I've been trying to get familiar with self hosting. The only roadblock I have is I'm unable to do so because I am a university student living in student accommodation where it is against WiFi policy to host anything. And currently I don't even have my raspberry pi with me. My laptop is relatively low specced, so I can't exactly do VMs, but I want to learn more about hosting stuff and the services I can host. I recently signed up for a free managed Nextcloud instance because I wanted to see what it's like and whether I'd be interested in hosting my own.

I know VPS-es are an option but they can get pretty costly, especially for a student like me. Do you have any recommendations, including any cheapz reliable VPS-es for a UK student to dip his toes into self-hosting? Thank you.

P.S I know this isn't exactly self-hosting as I'm technically reliant on third party hardware but it's the only option in my situation.

30 comments
  • It's easy to overlook with the omnipresent internet, but self-hosting doesn't require internet. You could host for your fellow students on the local network. If that's also against the Wifi rules you can either ignore that stupid rule or set up your own god damn wifi with hostapd on your machine and let students connect directly to it. It's probably best to use a machine dedicated to the task for security reasons as you wouldn't want curious students to accidentally erase your homework. I wouldn't use containers or VMs for any of this, I'd just use bare metal like in the good ol' days. You could also, without having to worry, give people shell accounts because it's a closed network. The options are endless without all the worries of hosting on the internet.

  • I have two labs; one on-prem (lol my home office) and one in AWS. Depending on what you're doing and how "shiny" you want it to be, you can go pretty far in AWS for less than $50/mo (and a little less far for $20). And that comes with the added benefit of haing AWS skills for your resume.

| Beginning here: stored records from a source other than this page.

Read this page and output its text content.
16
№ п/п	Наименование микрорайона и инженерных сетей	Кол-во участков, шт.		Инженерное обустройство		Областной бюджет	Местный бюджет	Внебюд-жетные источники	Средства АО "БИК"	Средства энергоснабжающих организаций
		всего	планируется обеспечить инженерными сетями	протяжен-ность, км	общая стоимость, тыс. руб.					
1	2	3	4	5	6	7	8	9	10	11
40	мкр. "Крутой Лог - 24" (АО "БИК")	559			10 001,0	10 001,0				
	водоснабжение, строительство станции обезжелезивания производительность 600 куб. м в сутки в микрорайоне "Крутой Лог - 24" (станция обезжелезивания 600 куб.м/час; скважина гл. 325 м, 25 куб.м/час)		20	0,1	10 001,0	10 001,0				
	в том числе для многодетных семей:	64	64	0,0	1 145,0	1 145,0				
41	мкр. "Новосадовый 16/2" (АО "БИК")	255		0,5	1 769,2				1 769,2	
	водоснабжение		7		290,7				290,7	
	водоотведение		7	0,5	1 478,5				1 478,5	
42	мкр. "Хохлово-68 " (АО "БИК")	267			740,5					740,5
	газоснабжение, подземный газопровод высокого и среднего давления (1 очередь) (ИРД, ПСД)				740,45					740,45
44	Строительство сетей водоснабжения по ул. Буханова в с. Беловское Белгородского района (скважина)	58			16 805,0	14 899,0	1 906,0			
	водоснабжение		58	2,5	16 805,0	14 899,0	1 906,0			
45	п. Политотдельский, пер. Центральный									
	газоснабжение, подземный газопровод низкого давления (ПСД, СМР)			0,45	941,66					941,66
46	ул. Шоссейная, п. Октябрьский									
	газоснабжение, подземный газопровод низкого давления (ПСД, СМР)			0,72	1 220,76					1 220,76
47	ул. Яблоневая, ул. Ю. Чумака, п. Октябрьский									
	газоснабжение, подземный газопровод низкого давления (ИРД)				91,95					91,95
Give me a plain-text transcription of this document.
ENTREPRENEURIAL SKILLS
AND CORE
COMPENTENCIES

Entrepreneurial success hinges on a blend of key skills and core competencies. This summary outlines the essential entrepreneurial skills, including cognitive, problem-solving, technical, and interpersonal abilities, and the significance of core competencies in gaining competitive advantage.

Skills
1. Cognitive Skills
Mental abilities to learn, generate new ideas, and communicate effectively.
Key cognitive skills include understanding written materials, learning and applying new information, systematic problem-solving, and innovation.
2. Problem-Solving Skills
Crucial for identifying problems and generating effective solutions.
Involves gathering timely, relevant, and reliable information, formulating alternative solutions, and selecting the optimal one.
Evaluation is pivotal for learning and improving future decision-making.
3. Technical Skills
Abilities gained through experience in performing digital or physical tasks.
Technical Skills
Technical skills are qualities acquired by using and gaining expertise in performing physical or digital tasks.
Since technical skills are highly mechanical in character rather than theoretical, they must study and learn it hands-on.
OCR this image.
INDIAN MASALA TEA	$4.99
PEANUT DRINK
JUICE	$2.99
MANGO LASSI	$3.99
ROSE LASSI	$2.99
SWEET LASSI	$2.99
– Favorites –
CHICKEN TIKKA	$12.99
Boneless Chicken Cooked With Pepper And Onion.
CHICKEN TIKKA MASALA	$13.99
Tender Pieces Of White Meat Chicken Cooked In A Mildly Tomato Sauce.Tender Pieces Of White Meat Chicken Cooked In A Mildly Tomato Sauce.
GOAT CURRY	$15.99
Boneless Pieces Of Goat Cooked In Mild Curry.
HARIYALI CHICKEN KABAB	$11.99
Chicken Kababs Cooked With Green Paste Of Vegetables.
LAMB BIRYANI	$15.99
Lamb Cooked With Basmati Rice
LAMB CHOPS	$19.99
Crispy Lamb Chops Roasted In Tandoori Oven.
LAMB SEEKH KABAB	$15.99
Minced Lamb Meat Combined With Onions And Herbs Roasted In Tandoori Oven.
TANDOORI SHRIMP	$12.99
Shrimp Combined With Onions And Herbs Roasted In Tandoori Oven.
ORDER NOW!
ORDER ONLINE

    For hosting on AWS, chose services that run well on nano/micro instances. For everything else, run it from home (network policies notwithstanding, see 3 paragraphs down).

    Also AWS, if you're setting up a VPC with proper private/public subnetting (and you really should), don't use their NAT gateway. It's WAY too expensive. I set up a NAT gateway on a T3.nano and it costs me $3.74/mo (theirs would have been like $35/mo, which would have blown half my AWS budget on just that). I don't remember if I used this specific article as a guideline, but he did exactly what I did (specifically the iptables config), so I'm confident in pointing you to him.

    As for on-prem; look into Beelink's offerings. I just got two of their miniPCs ( specifically these ) for $150 total (on sale) and will be moving some of my heavier stuff (matrix, fediverse) from AWS to these. You don't need these specific ones, check their store, it has a section for models on sale, find something you like and get it cheep.

    Now, I know you can't host anything on their network that would touch the Internet, but something like these would be great for self-hosting Plex/Jellyfin, or other services that are technically only local, but also still technically on the network (hell, you don't even need their network; buy a second-hand Netgear router and make your own private network). Those mini-PCs would also be great for learning linux, since you said you can't really run VMs. if you want to learn about general self-hosting (web services like Apache/nginx, get a little PHP or Python site going, etc) you can do that totally locally on your private network, and it'll be the same experience as doing it in the cloud (except no one but you can see it, but hey, everyone needs a "dev" environment; Cloud can be "production" if you want an audience).

    Hope this helps!

  • Build anything small into a container on your laptop, push it to DockerHub or the Github package registry then host it on fly.io for free.